237

BUFFALO INS. CO. v. PROVIDENGE & STONINGTON STEAM-SHIP Co.

Circuit Court, S. D. New York.

December 16, 1886.

WITNESS—MILEAGE—HOW TAXED AS COSTS.

The traveling fees of a witness residing out of the district can only be taxed to the extent of 100 miles.

Appeal by the plaintiff from taxation of the clerk disallowing traveling fees for more than 100 miles of a witness residing in Buffalo, who attended the trial of this cause in the Southern district of New York.

Carpenter & Mosher, for plaintiff.

Miller, Peckham & Dixon, for defendant.

COXE, J. The taxation by the clerk is correct.
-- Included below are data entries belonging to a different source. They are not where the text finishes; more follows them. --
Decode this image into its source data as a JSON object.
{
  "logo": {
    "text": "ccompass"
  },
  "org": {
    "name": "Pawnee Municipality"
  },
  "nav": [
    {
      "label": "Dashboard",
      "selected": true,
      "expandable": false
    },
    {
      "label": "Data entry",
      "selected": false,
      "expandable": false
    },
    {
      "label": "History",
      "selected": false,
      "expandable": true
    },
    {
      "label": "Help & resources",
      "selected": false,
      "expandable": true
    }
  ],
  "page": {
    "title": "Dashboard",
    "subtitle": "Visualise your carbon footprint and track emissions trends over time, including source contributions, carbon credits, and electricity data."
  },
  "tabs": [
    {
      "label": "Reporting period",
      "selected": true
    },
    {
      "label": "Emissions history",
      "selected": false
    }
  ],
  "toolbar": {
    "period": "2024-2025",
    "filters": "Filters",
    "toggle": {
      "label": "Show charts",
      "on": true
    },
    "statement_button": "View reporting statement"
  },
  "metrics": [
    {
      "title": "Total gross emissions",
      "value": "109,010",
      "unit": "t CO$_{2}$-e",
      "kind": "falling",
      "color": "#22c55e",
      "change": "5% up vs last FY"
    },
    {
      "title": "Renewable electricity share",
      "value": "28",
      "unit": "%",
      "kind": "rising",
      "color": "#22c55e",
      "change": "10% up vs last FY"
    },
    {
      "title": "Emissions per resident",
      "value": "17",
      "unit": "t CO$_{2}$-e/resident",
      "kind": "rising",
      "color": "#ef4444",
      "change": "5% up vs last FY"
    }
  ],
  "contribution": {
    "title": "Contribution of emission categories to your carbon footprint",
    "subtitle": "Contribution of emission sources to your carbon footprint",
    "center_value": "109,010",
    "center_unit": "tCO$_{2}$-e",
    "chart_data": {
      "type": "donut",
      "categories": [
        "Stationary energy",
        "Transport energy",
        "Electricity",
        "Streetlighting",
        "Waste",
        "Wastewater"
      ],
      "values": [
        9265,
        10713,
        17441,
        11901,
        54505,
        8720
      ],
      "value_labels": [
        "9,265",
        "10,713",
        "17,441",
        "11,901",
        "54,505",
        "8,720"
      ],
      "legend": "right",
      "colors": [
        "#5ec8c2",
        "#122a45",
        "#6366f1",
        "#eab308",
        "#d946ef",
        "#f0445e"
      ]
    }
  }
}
The law is well settled in this circuit that the traveling fees of a witness residing out of the district can only be taxed to the extent of 100 miles. Anon., 5 Blatchf. 134; The Leo, 5 Ben. 486; Beckwith v. Easton, 4 Ben. 357. It is true that this rule may work injustice in some instances, but still greater injustice might ensue from the establishment of a rule permitting the successful party to tax the fees of witnesses brought from the remote corners of the Union to testify upon a collateral or inconsequential issue, when their testimony could as well have been taken by commission. Taxation affirmed.